Curried Fish A La Durrand Poisson En Kari A La Durrand

Cut up four large onions into dice shapes and fry them till a nice golden colour in two ounces of fat or butter, two chopped bayleaves, a sprig of thyme, and mix into this two tablespoonfuls of flour and a dessertspoonful of Marshall's Curry Powder, a dessertspoonful of chutney, one teaspoonful of curry paste, juice of two lemons, two pounded red chillies, one and a half pints of fish stock; cook together for half an hour (or a little longer), then add one and a half pounds of any cooked fish (left from a previous meal would do), let the fish cook in the curry for about fifteen minutes, then turn it out on to a hot dish in a border of plainly boiled rice (vol. i.), and serve very hot. The above quantities are sufficient for six to eight persons.

Pheasant A La Garfield - Faisan A La Garfield

Take a pheasant which has hung for several days, pick, singe, and draw it, and cut it up as for a fricassee; season it with Marshall's Coralline Pepper and salt, chopped bayleaf, thyme, and parsley, and the liver of the pheasant chopped fine; put it into a stewpan with about two and a half dozen peeled and blanched button onions and one ounce of butter, and fry for about fifteen minutes; then add to it the strained juice of one large lemon, three fresh mushrooms washed and chopped, a tablespoonful of fine flour, a tablespoonful of chutney, and one pint of thick Brown sauce (vol. i.); let it simmer gently on the side of the stove for three-quarters of an hour, then remove the fat, add a few drops of carmine, and dish up the bird in a pile. Pour the sauce round, garnish round with little bunches of Nouilles (vol. i.) that have been plainly boiled and strained, and the button onions that were cooked with the pheasant, also very small cooked tomatoes. Serve for a luncheon or dinner dish. Any remains of cold game can be employed in a similar manner.

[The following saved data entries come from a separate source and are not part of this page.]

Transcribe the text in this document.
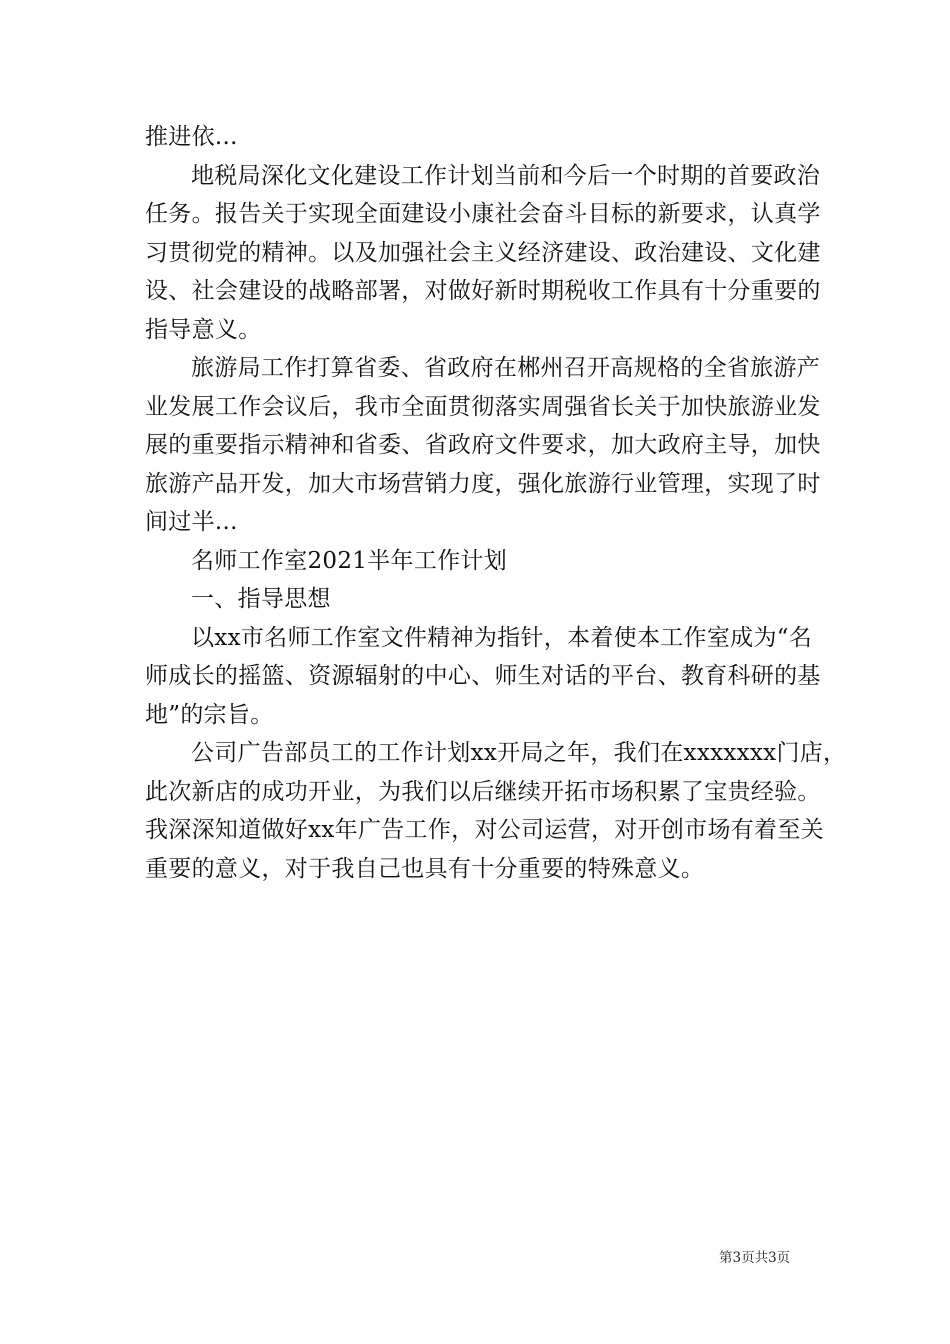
推进依...

地税局深化文化建设工作计划当前和今后一个时期的首要政治

任务。报告关于实现全面建设小康社会奋斗目标的新要求，认真学

习贯彻党的精神。以及加强社会主义经济建设、政治建设、文化建

设、社会建设的战略部署，对做好新时期税收工作具有十分重要的

指导意义。

旅游局工作打算省委、省政府在郴州召开高规格的全省旅游产

业发展工作会议后，我市全面贯彻落实周强省长关于加快旅游业发

展的重要指示精神和省委、省政府文件要求，加大政府主导，加快

旅游产品开发，加大市场营销力度，强化旅游行业管理，实现了时

间过半...

名师工作室2021半年工作计划

一、指导思想

以xx市名师工作室文件精神为指针，本着使本工作室成为“名

师成长的摇篮、资源辐射的中心、师生对话的平台、教育科研的基

地”的宗旨。

公司广告部员工的工作计划xx开局之年，我们在xxxxxxx门店，

此次新店的成功开业，为我们以后继续开拓市场积累了宝贵经验。

我深深知道做好xx年广告工作，对公司运营，对开创市场有着至关

重要的意义，对于我自己也具有十分重要的特殊意义。

第3页共3页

Pheasant A La Viennet - Faisan A La Viennet

Take for eight persons about three-quarters of a pound of the remains of cold pheasant and cut it into dice shapes, cut three or four large onions in the same way. and put the latter into a stewpan with sufficient cold water to cover them; add a pinch of salt and bring to the boil, then strain and rinse in cold water and put them to cook in about one and a quarter pints of new milk with a bunch of herbs till tender; then remove the herbs and add to the onions two and a half ounces of fine flour and two ounces of butter (that have been fried together without discolouring), and stir till it boils again; then add a gill of cream, and mix in about four ounces of grated Parmesan cheese. Take an entree dish, rub it over with butter, spread a layer of the prepared sauce on the bottom of it, and sprinkle on the sauce a thick layer of the pheasant prepared as above, then a layer of hard-boiled egg that has also been cut into dice shapes, and repeat these layers until the dish is full to within half an inch of the top. the last layer being a layer of sauce; cover this with Cheese puree (see recipe), And put the dish into a quick oven for about twenty-five minutes, standing it in a pan containing water; if the top of the entree is not a nice brown colour, brown it with a hot salamander. Then place the dish on another dish on a folded napkin, and garnish it here and there in rows with finely-chopped cooked lean ham or tongue, chicken, and hard-boiled yolk of egg that has been rubbed through a wire sieve. Serve for an entree for luncheon, dinner, or second course. Rabbit and other white meat can be served similarly.